The dogs’ annual check-up. The vet’s retiring? I can switch over all of their meds to different providers so we don’t run out. I will make sure the older dog won’t limp and whine from his arthritis and the younger dog won’t eat the wall because of his anxiety.


I knew I could handle cleaning up the dust of despair. I just didn’t want to.


I am capable of so many things. I do so many things. But I’ve been doing so many things for so very long, that in this moment, where I had been trying so hard to keep everything safe, I was feeling dangerously broken.


That, that feeling of being a mess, of not having my life together, is my writer’s block. It is the thing that occupies too much space in my head. I am constantly shushing the overwhelming worrying voice of “did you do this right?” so I can still hear the quieter voice whispering “hey, I had this idea.” It’s hard to listen to your inner muse when there are alarms blaring.


It’s hard to remember in those moments that the writer’s block serves a purpose too. It reminds me how much I love writing. How much I need writing.

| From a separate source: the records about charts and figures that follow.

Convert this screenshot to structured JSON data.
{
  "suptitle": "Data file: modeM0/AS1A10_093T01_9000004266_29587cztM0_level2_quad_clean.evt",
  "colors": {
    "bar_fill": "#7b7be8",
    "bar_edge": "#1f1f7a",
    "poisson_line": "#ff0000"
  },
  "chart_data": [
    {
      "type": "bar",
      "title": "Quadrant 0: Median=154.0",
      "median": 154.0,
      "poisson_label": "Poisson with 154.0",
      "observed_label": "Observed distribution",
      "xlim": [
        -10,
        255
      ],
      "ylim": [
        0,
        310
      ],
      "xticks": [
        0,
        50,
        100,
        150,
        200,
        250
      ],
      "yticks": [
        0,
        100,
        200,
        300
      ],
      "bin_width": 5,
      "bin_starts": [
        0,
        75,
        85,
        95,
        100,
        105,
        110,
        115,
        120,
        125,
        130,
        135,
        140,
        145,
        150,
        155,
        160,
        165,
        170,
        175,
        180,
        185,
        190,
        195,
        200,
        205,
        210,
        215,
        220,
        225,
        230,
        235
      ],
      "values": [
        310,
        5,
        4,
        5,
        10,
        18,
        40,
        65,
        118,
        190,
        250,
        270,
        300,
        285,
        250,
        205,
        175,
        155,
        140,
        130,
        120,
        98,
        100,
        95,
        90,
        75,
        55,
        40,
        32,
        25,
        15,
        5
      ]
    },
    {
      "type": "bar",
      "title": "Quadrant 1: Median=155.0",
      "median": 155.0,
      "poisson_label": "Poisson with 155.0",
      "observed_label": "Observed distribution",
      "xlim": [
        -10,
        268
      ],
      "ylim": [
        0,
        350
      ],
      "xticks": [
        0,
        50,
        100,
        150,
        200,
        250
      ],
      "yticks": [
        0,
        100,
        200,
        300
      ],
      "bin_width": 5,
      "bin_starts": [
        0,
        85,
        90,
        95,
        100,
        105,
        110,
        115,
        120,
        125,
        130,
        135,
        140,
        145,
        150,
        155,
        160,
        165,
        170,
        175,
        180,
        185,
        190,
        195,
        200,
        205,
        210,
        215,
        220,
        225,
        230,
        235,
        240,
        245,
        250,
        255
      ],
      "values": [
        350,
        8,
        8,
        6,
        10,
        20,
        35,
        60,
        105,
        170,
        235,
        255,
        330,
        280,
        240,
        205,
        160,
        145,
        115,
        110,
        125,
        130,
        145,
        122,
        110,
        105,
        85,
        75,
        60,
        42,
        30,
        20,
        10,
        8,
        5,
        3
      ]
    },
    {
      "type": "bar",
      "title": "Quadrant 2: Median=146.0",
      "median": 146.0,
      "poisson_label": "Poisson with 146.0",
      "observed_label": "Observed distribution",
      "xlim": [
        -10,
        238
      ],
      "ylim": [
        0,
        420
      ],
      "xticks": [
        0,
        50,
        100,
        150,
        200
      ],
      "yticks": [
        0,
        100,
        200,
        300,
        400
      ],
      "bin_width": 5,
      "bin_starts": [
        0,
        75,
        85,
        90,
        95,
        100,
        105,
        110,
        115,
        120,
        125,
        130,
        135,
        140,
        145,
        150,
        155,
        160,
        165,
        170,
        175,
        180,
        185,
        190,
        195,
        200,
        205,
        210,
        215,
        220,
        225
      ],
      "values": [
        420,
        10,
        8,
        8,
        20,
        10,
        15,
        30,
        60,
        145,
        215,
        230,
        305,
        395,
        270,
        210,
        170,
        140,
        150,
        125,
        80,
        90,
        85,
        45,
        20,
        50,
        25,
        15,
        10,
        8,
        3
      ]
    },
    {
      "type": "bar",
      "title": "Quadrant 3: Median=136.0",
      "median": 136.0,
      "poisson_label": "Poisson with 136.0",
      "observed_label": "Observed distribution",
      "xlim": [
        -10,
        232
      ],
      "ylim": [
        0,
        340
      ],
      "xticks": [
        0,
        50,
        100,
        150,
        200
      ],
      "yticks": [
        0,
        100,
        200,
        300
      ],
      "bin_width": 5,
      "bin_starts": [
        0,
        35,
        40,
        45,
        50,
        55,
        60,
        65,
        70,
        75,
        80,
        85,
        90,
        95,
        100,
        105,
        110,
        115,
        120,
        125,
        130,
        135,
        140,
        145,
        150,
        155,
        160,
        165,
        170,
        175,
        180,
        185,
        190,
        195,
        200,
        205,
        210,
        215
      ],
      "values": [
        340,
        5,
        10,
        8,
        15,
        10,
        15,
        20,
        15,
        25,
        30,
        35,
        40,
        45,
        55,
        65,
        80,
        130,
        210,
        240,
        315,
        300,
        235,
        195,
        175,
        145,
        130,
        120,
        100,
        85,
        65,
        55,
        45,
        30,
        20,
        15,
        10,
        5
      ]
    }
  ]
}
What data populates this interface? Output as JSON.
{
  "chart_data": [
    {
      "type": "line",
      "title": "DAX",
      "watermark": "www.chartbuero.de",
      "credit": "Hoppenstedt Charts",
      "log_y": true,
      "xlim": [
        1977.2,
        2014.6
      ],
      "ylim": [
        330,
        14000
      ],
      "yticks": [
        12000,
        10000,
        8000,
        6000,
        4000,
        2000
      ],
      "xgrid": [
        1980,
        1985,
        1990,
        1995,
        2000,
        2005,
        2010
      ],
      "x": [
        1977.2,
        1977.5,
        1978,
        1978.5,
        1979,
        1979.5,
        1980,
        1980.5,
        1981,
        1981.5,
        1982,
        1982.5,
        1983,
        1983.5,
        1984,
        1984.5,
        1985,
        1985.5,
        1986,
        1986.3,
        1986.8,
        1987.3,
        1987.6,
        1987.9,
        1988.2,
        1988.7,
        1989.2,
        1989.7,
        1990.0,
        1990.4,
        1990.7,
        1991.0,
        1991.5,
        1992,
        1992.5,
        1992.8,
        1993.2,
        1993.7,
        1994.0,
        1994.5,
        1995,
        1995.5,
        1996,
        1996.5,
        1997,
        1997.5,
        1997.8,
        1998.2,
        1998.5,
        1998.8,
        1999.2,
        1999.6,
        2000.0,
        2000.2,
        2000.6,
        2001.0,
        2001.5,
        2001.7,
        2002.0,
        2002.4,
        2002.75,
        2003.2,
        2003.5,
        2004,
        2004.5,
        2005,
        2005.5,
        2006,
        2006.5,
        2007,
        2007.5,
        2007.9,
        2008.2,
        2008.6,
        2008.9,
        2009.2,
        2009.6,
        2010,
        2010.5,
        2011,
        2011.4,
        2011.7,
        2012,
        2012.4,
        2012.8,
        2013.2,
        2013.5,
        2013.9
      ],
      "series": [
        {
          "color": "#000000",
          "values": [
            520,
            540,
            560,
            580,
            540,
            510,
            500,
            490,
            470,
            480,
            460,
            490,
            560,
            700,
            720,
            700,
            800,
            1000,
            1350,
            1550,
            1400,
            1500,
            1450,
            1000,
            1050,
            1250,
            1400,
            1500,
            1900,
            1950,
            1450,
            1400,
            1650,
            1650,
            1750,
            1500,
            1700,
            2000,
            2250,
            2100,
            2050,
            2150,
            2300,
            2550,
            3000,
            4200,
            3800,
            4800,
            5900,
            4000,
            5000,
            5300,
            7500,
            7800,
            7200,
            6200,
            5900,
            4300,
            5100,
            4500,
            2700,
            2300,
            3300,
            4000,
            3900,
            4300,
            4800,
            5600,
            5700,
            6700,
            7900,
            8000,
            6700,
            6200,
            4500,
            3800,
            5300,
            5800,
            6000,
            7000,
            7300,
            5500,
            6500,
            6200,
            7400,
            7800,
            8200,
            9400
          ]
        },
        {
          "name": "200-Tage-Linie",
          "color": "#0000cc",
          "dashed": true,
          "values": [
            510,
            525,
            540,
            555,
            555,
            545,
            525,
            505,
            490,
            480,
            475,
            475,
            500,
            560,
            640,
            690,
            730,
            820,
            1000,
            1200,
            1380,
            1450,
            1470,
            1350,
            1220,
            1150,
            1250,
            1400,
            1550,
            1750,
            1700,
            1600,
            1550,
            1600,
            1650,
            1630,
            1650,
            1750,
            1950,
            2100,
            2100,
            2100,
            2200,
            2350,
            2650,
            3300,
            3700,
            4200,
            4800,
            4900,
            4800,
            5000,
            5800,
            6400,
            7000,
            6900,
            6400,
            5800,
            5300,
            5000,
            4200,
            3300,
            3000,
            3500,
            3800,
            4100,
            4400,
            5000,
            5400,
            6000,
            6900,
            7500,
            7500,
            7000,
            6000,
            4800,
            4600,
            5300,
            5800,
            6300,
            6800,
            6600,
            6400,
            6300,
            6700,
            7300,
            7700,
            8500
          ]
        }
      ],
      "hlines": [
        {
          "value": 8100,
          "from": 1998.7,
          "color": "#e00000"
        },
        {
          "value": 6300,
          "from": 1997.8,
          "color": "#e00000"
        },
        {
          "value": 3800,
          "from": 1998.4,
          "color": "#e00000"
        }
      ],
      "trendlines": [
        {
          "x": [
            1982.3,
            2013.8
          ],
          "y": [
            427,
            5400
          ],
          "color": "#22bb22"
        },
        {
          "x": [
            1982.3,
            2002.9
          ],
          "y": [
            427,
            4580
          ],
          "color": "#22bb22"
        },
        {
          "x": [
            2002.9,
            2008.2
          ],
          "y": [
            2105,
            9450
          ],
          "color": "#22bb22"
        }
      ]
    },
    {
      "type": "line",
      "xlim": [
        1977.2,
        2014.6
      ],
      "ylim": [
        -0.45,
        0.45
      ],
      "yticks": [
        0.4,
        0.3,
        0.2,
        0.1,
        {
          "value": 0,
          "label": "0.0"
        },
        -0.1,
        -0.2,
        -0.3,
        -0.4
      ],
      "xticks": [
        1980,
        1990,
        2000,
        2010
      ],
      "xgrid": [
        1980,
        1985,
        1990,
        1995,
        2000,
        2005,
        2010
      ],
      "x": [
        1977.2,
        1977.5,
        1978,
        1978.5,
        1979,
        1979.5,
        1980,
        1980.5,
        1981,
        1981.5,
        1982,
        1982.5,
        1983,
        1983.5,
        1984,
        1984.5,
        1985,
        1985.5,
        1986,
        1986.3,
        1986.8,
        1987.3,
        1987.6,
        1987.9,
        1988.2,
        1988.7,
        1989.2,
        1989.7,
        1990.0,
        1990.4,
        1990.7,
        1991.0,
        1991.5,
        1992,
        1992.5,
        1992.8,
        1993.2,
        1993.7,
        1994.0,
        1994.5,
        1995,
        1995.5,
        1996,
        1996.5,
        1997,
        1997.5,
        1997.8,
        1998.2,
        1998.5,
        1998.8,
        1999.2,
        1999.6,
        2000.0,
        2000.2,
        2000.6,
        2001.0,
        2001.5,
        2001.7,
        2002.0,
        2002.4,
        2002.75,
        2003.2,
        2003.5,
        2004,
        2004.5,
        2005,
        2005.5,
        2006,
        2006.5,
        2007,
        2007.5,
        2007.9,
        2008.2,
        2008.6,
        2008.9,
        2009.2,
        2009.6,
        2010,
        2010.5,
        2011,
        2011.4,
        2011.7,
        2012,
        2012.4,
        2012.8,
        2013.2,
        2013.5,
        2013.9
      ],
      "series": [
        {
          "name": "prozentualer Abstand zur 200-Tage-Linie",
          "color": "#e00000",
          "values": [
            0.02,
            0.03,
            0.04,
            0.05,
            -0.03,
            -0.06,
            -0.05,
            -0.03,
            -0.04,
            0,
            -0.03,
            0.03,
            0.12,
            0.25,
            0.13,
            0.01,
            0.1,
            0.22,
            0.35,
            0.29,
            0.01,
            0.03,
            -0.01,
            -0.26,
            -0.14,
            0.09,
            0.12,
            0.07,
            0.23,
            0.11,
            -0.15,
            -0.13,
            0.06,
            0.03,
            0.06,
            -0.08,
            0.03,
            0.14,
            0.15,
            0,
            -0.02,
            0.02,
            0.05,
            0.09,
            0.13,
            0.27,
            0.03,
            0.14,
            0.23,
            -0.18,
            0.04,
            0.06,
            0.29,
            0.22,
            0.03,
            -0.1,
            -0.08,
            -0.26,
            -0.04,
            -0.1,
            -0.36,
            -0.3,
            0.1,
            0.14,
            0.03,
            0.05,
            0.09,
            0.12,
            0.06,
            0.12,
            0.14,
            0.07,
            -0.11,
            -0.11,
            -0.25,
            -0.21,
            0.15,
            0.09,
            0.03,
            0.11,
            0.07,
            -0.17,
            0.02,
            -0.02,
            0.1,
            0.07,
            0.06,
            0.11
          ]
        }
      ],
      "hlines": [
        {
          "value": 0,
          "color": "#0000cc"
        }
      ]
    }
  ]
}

If you were to put a blockade across the road and tell me that I couldn’t access a sports field, I would say no problem, and I would go home. Same for a fishing hole, ninja warrior gym, or my ironing board. I don’t ever want to do any of those things. But if you put up a detour around my writing time? I will ninja warrior myself to the other side. I will clean up a desert worth of yellow sand when it is on my books and my desk. The universe (and my own stupid self) might set up mountains of obstacles that explode in front of me. I will still clean up the mess, and then sit down, and write.


Every. Time.


Colleen Markley is a novelist, blogger, and freelance writer living in New Jersey. Her latest novel, Lilith Land, is a story about the end of the world where only the women survive. (It’s a novel, not an action plan). Find her at www.ColleenMarkley.com or sign up here for her newsletter and updates.


From poison.org: Many fire extinguishers release a fine powder. The most common is the multipurpose dry chemical type, which is used for Class A, B, and C fires. These contain monoammonium phosphate, which comes out as a yellow powder. The yellow color helps to distinguish it from other non-multipurpose extinguishers. Ordinary dry chemical extinguishers are used for Class B and C fires only. They often contain sodium bicarbonate (baking soda), which comes out as a white powder.